The recent energy and environmental crisis has become one of the biggest concerns in society. Our sustainable future requires to replace fossil fuels with clean technologies and renewable sources to accelerate the green transition. Clean energy conversion devices, such as electrolyzers and fuel cells, address this problem by converting renewable electricity into chemicals and fuels and vice versa through electrocatalytic reactions. In this thesis, I have focused on two model electrocatalytic reactions: The electrochemical reduction reaction of CO2 (CO2RR) to hydrocarbons and oxygenates, and the formic acid oxidation reaction (FAOR) for its implementation in direct formic acid fuel cells. Preparation of nanocatalysts with tunable structure and composition is essential to optimize the activity, stability, and selectivity for these key energy conversion reactions. One studied strategy to enhance the performance of these reactions is the preparation of new bi-/multi-metallic nanocatalysts. When combining two or more metals, the adsorption energies of the intermediate species change, modifying the reaction pathways to enhance the electrocatalytic performance.
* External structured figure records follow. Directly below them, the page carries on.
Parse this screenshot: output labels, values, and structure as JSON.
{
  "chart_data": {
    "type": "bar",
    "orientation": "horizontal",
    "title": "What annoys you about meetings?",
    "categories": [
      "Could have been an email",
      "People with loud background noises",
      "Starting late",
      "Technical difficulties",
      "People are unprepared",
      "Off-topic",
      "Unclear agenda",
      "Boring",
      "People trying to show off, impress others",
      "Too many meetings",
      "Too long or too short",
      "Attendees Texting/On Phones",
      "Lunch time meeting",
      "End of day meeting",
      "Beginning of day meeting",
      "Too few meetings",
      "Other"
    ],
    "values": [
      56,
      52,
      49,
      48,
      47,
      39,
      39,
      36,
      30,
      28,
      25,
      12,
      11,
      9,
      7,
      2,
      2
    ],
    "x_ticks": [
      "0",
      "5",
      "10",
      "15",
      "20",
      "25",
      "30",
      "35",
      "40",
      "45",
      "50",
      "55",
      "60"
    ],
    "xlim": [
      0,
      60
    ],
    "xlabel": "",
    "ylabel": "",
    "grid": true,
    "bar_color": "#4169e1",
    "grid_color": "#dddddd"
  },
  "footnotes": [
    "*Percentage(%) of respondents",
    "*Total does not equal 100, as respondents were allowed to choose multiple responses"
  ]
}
This thesis investigates the electrodeposition of bimetallic and multimetallic nanostructures using a choline chloride: urea deep eutectic solvent (DES). DES have emerged as an inexpensive, clean, and green alternative to prepare nanomaterials. Additionally, these non-aqueous solvents do not require the addition of surfactant agents as the DES components act as ligand agents and regulate the growth of the deposit. Using this method, I have tested the applicability of choline chloride plus urea DES through the preparation of CuAu nanostructures, followed by CuAg and PdAu nanocatalysts for the CO2RR and FAOR, respectively. I have tuned the size, morphology, and composition of the nanostructures by adjusting the applied potential, bath composition and coverage of the deposits. The characterization of the bimetallic nanostructures has been assessed electrochemically and with ex-situ microscopy and spectroscopy techniques including scanning electron microscopy (SEM), energy dispersive X-ray spectroscopy (EDS), and Xray photoelectron spectroscopy (XPS). To assess the intrinsic activity and selectivity under reaction conditions, it is important to estimate the electrochemically active surface area (ECSA) and roughness factor. For that purpose, I have used voltammetric metal underpotential deposition (UPD) to estimate the ECSA and roughness factor (R).
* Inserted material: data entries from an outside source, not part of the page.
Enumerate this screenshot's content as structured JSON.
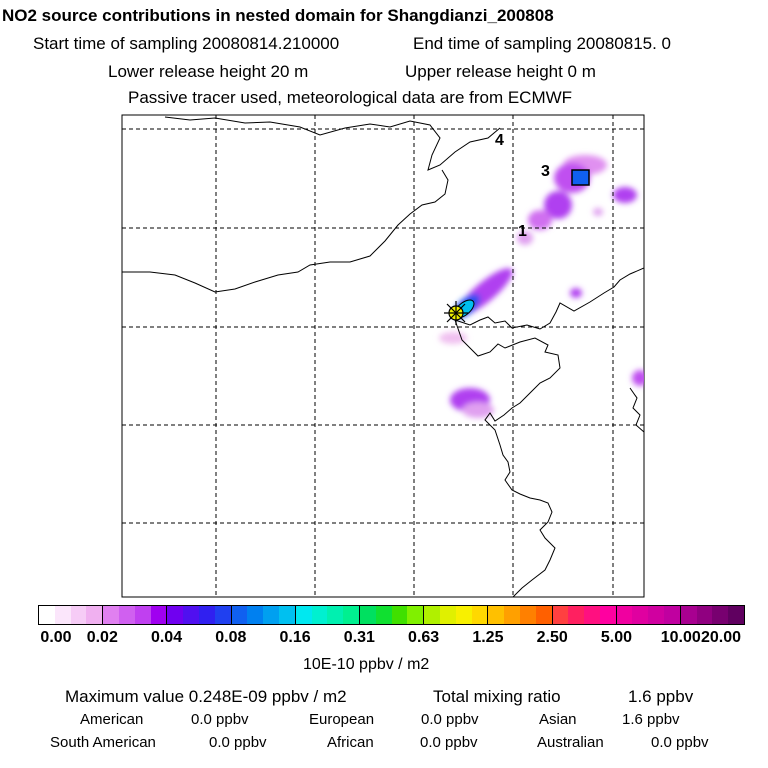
{
  "header": {
    "title": "NO2 source contributions in nested domain for Shangdianzi_200808",
    "start_time": "Start time of sampling 20080814.210000",
    "end_time": "End time of sampling 20080815.     0",
    "lower_height": "Lower release height   20 m",
    "upper_height": "Upper release height    0 m",
    "tracer_note": "Passive tracer used, meteorological data are from ECMWF"
  },
  "map": {
    "labels": [
      "4",
      "3",
      "1"
    ],
    "station_name": "Shangdianzi"
  },
  "colorbar": {
    "ticks": [
      "0.00",
      "0.02",
      "0.04",
      "0.08",
      "0.16",
      "0.31",
      "0.63",
      "1.25",
      "2.50",
      "5.00",
      "10.00",
      "20.00"
    ],
    "unit": "10E-10 ppbv / m2",
    "colors": [
      "#ffffff",
      "#fbe6fb",
      "#f6ccf6",
      "#f0b0f0",
      "#e080f0",
      "#d060f0",
      "#c040f0",
      "#a000f0",
      "#7000f0",
      "#5010f0",
      "#3020f0",
      "#2040f0",
      "#1060f0",
      "#0080f0",
      "#00a0f0",
      "#00c0f0",
      "#00e8f0",
      "#00f0d0",
      "#00f0b0",
      "#00f090",
      "#00e060",
      "#10e030",
      "#40e000",
      "#80f000",
      "#b0f000",
      "#e0f000",
      "#f8f000",
      "#ffd800",
      "#ffc000",
      "#ffa000",
      "#ff8000",
      "#ff6000",
      "#ff4040",
      "#ff2060",
      "#ff1080",
      "#ff00a0",
      "#f000a0",
      "#e000a0",
      "#d000a0",
      "#c000a0",
      "#a80090",
      "#900080",
      "#780070",
      "#600060"
    ]
  },
  "summary": {
    "max_value": "Maximum value  0.248E-09 ppbv / m2",
    "total_mixing": "Total mixing ratio",
    "total_value": "1.6 ppbv",
    "regions": [
      {
        "name": "American",
        "value": "0.0 ppbv"
      },
      {
        "name": "European",
        "value": "0.0 ppbv"
      },
      {
        "name": "Asian",
        "value": "1.6 ppbv"
      },
      {
        "name": "South American",
        "value": "0.0 ppbv"
      },
      {
        "name": "African",
        "value": "0.0 ppbv"
      },
      {
        "name": "Australian",
        "value": "0.0 ppbv"
      }
    ]
  }
}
This thesis is divided into two main parts. The first part is dedicated to the preparation of Cu-based bimetallic catalysts for the CO2RR (chapters 3, 4, 5 and 6) and the importance of determining the ECSA of our catalysts to assess their performance. The CO2RR on Cubased catalysts requires high applied overpotentials and suffers from poor selectivity to valuable fuels and chemicals. I started preparing CuAu nanostructures for the CO2RR to CO aiming to evaluate the applicability of the DES to prepare a bimetallic catalyst. Subsequently, we have used the same DES to prepare and characterize bimetallic CuAg nanostructures with variable composition for the CO2RR. Combining copper with silver enhances the product selectivity of copper towards C2+ products and produce more valuable oxygenates products such as ethanol and propanol. Our work shows that the addition of silver mainly suppresses the competing H2 production while the distribution of the C2+ products changes towards oxygenates over ethylene. We have mainly evaluated the performance of polycrystalline disordered bimetallic catalysts. As the CO2RR is a highly structure sensitive reaction, at the end of this part, we also propose a simple electrochemical method to tailor the facet distribution of copper with chloride and measure the preferential orientation of nanostructured copper. This control of the copper surfaces structures can open the door to improve selectivity of copper catalysts for the CO2RR.
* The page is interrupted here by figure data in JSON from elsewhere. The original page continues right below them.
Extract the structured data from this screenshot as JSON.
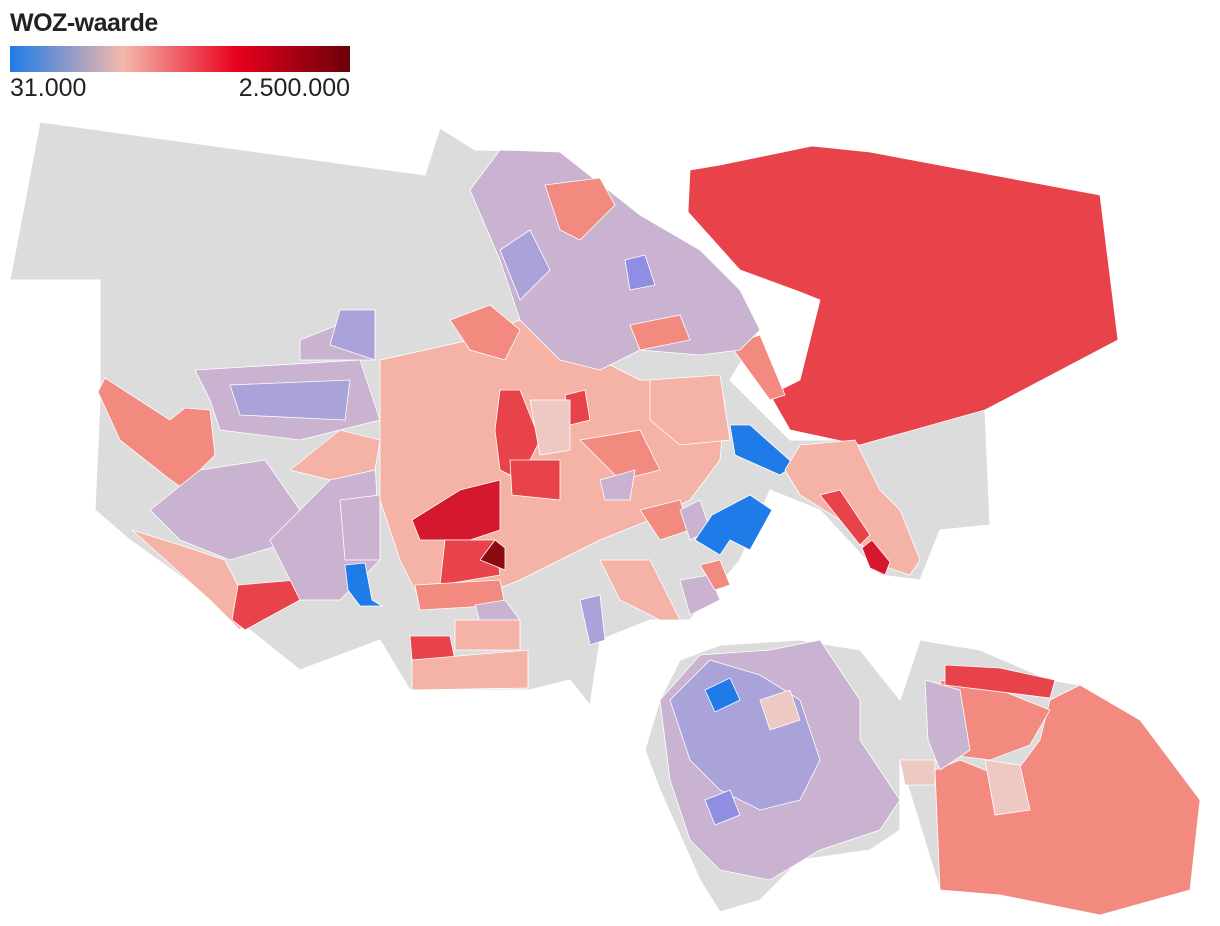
{
  "legend": {
    "title": "WOZ-waarde",
    "min": "31.000",
    "max": "2.500.000",
    "colors": [
      "#1f7be8",
      "#f4b8ab",
      "#e8001e",
      "#6b0008"
    ]
  }
}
The second part of this thesis (Chapters 7 and 8) describes the preparation and characterization of new Pd and PdAu nanostructures from DES and their performance for the FAOR. On Pd-based electrocatalysts, the FAOR is typically hindered by the low catalyst stability. To improve the stability of Pd under reaction conditions while keeping its activity towards FAOR, we have investigated how different Pd-Au combinations affect the electrocatalytic response. Finally, some insights into other promising bimetallic and multimetallic nanostructures prepared by metal electrodeposition from DES for FAOR are included (i.e., PdPt, PdPtAu, PdPtAuAg) as preliminary results.